Let us try to understand the concept with a suitable example. Max is a 40-year-old individual with a good source of income. He has made some investments to make fund arrangement for his two children with an investment horizon of 15 years. The funds are invested partly in a liquid source that can be taken out as a nd when needed and partly in a fund that has a lock in period if 5 years.
It so happens that Max suddenly loses his job due to some problem in his company for which he was working. Now he is in dire need of money and is unable to arrange for funds to meet his expenses.

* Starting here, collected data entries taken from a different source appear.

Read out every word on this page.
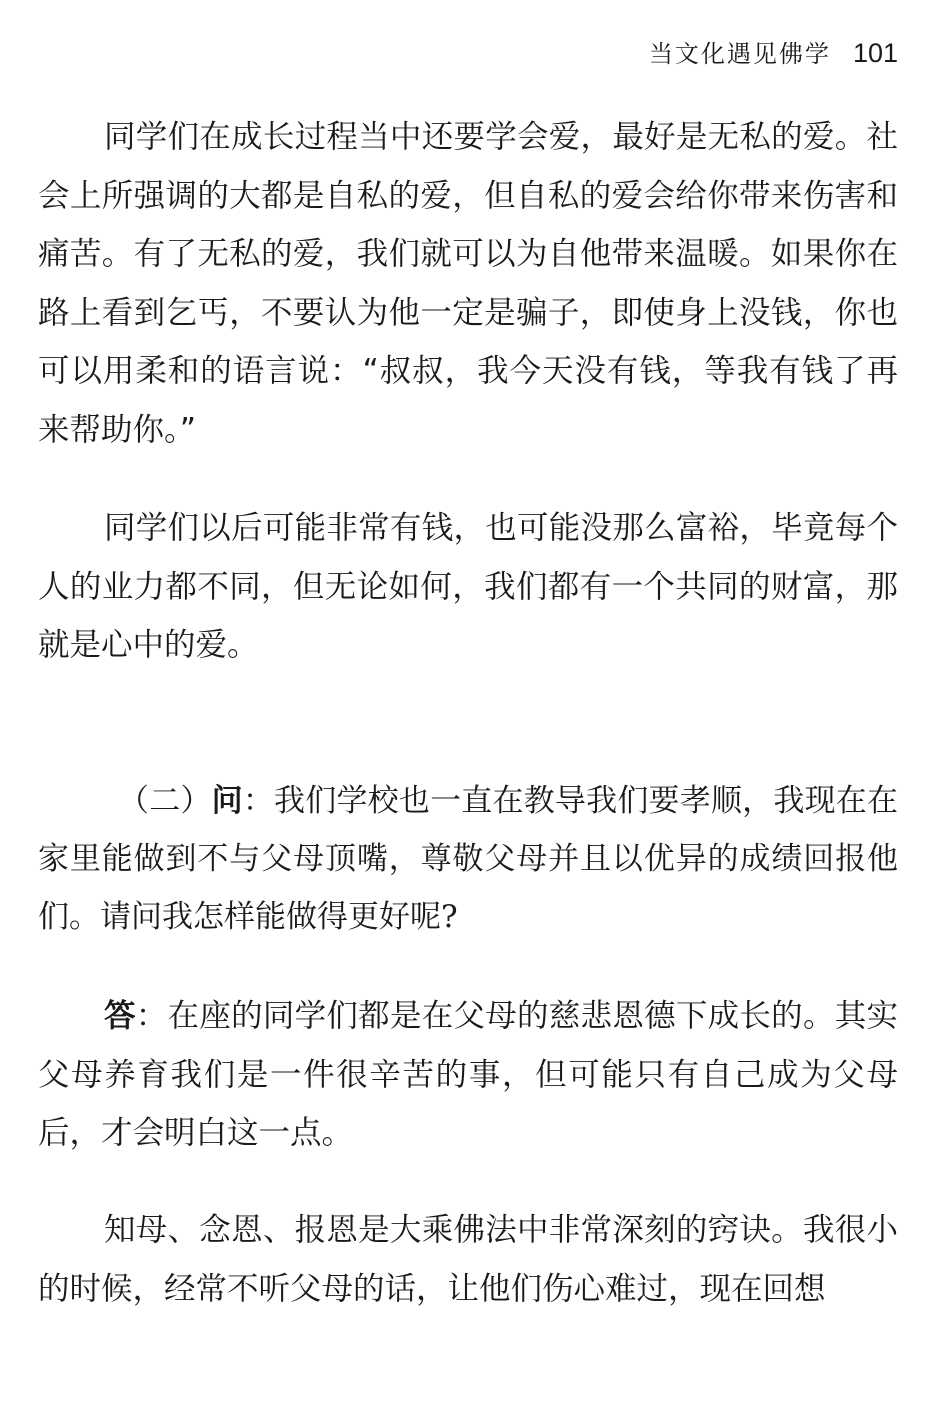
当文化遇见佛学 101

同学们在成长过程当中还要学会爱，最好是无私的爱。社会上所强调的大都是自私的爱，但自私的爱会给你带来伤害和痛苦。有了无私的爱，我们就可以为自他带来温暖。如果你在路上看到乞丐，不要认为他一定是骗子，即使身上没钱，你也可以用柔和的语言说：“叔叔，我今天没有钱，等我有钱了再来帮助你。”

同学们以后可能非常有钱，也可能没那么富裕，毕竟每个人的业力都不同，但无论如何，我们都有一个共同的财富，那就是心中的爱。

（二）问：我们学校也一直在教导我们要孝顺，我现在在家里能做到不与父母顶嘴，尊敬父母并且以优异的成绩回报他们。请问我怎样能做得更好呢?

答：在座的同学们都是在父母的慈悲恩德下成长的。其实父母养育我们是一件很辛苦的事，但可能只有自己成为父母后，才会明白这一点。

知母、念恩、报恩是大乘佛法中非常深刻的窍诀。我很小的时候，经常不听父母的话，让他们伤心难过，现在回想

If we do the investment risk analysis, we notice that there is the horizon risk, where he cannot continue with his investment and has to access his liquid fund, thus breaking it. We also see the liquidity risk here because he cannot access the fund with a lock-in period when he needs it the most. So the above example highlights some investment risks that individuals or institutions might face.
How To Manage?
Although there are risks in investment, these risks can be managed and controlled. Various ways of managing the risks include:
- Diversification: Diversification includes spreading investment into various assets like stocks, bonds, and real estate, etc. This helps the investor as he will gain from other investments if one of them does not perform, thus reducing the investment risk levels. Diversification can be achieved across different assets and also within the assets (e.g., investing across various sectors when investing in stocks).
- Investing Consistently (Averaging): By investing consistently i.e., investing small amounts at regular intervals of time, the investor can average his investment. He will sometime buy high and sometimes buy low and maintain the initial cost price of the investment. However, if the investment rises in the market price, he will gain on the whole investment.
- Investing for the Long Term: As per the investment risk analysis, long-term investments provide higher returns than short-term investments. Although there is short-term volatility in the prices of securities, however, they generally gain when invested over a longer horizon (5,10, 20 years).
Frequently Asked Questions (FAQs)
Minimizing this risk involves implementing strategies and practices to reduce potential financial losses. First, however, here are a few critical approaches to mitigate investment risk, including diversification, asset allocation, risk assessment and research, regular monitoring, risk management tool, and professional advice.
Determining whether or not to accept the risk associated with an investment in light of the projected returns is the goal of risk analysis and management. Standard deviation, Sharpe ratio, beta, value at risk (VaR), conditional value at risk (CVaR), and R-squared are standard approaches for calculating risk.
For investors trying to reduce their investment risk, portfolio diversification is choosing various investments within each asset class. Diversification among asset classes may also help to mitigate the adverse effects of significant market fluctuations on your portfolio.